Supporting facts and figures:

  • In June 2021, the WTO TRIPS Council agreed to undertake text-based negotiations on the basis of a revised TRIPS waiver proposal (IP/C/W/669/Rev.1), which has been co-sponsored more than 60 WTO Members, including India, South Africa, the African Group and the Group of Least-Developed Countries.
  • The TRIPS Council also continues to discuss a proposed EU declaration on legal certainty around existing TRIPS compulsory patent licensing flexibilities and the pandemic (IP/C/W/681).
  • In parallel with WTO discussions on TRIPS, Canada is actively pursuing a range of critical near-term solutions that support broader access to COVID-19 vaccines and therapies.
  • Canada remains actively committed to the WTO Declaration on Trade and Health (WT/GC/W/823), which has been co-sponsored by 33 WTO Members, and which addresses challenges related to supply chain constraints and export restrictions, all of which delay or curtail access to COVID-19 vaccines.
  • Canada has committed $1.3 billion to the Access to COVID-19 Tools Accelerator to ensure access to equitable medical interventions by low- and middle-income countries.

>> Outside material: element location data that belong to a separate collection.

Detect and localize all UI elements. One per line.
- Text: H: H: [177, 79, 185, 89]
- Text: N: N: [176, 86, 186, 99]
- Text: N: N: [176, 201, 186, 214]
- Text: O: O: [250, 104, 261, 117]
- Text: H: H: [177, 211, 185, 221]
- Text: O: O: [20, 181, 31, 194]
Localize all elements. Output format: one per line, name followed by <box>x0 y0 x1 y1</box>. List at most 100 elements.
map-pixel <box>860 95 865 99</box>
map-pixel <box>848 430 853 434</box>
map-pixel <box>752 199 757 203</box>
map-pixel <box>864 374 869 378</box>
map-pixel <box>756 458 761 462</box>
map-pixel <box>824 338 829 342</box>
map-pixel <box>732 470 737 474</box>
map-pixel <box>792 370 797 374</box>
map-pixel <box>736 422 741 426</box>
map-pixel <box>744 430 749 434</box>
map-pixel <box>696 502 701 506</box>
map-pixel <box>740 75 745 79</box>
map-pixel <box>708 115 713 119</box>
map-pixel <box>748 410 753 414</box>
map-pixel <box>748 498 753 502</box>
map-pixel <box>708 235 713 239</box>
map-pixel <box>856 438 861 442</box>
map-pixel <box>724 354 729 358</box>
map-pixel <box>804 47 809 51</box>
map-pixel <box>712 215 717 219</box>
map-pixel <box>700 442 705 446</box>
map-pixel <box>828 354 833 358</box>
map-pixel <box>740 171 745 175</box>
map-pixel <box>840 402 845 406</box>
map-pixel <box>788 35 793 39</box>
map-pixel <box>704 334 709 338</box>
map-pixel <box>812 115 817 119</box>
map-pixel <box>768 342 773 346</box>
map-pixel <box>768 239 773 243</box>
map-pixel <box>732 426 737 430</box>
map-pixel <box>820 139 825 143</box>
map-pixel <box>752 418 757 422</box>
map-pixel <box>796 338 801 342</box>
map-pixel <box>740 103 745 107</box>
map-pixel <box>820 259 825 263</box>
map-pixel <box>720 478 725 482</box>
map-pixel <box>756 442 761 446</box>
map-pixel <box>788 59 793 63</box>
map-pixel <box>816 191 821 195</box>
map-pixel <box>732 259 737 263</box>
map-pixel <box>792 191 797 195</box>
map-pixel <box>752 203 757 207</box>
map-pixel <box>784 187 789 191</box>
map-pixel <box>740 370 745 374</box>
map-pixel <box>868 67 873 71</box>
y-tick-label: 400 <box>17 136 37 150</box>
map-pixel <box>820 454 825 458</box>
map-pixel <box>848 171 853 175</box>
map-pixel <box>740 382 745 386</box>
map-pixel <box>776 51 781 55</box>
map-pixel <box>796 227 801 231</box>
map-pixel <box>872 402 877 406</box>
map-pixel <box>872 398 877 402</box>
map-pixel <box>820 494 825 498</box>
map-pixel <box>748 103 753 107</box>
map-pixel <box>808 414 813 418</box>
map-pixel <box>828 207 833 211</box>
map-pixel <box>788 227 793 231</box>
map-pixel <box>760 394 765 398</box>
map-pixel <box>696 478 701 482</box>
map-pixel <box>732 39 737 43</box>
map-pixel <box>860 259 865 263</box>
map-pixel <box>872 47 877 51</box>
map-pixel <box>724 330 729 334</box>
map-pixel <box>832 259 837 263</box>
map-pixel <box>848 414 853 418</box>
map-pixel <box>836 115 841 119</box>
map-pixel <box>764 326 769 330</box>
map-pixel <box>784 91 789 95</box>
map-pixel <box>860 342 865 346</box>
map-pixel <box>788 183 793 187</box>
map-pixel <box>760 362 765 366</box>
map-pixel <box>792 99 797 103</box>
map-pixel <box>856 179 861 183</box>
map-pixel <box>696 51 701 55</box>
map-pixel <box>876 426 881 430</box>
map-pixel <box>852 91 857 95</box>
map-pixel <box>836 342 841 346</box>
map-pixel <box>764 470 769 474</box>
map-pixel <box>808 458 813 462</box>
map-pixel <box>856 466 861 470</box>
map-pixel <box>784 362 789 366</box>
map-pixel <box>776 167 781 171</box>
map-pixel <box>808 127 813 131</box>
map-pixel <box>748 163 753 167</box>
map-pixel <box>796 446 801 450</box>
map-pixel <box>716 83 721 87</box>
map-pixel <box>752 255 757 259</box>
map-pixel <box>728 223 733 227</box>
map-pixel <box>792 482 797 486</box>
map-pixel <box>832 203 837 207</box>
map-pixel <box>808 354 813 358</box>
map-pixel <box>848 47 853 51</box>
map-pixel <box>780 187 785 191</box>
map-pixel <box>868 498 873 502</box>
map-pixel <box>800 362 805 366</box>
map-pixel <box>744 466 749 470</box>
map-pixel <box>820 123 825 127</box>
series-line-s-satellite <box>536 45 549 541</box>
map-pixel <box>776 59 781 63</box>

  • Canada has committed to donating the equivalent of 200 million doses to the COVAX Facility by the end of 2022, which includes over 50 million doses deemed surplus from Canada's domestic procurement, financial contributions to COVAX in support of the procurement of 87 million doses, and potential future donations and financial contributions.
  • To date, through financial contributions and donated surplus doses, Canada has made available the equivalent of approximately 100 million doses via COVAX.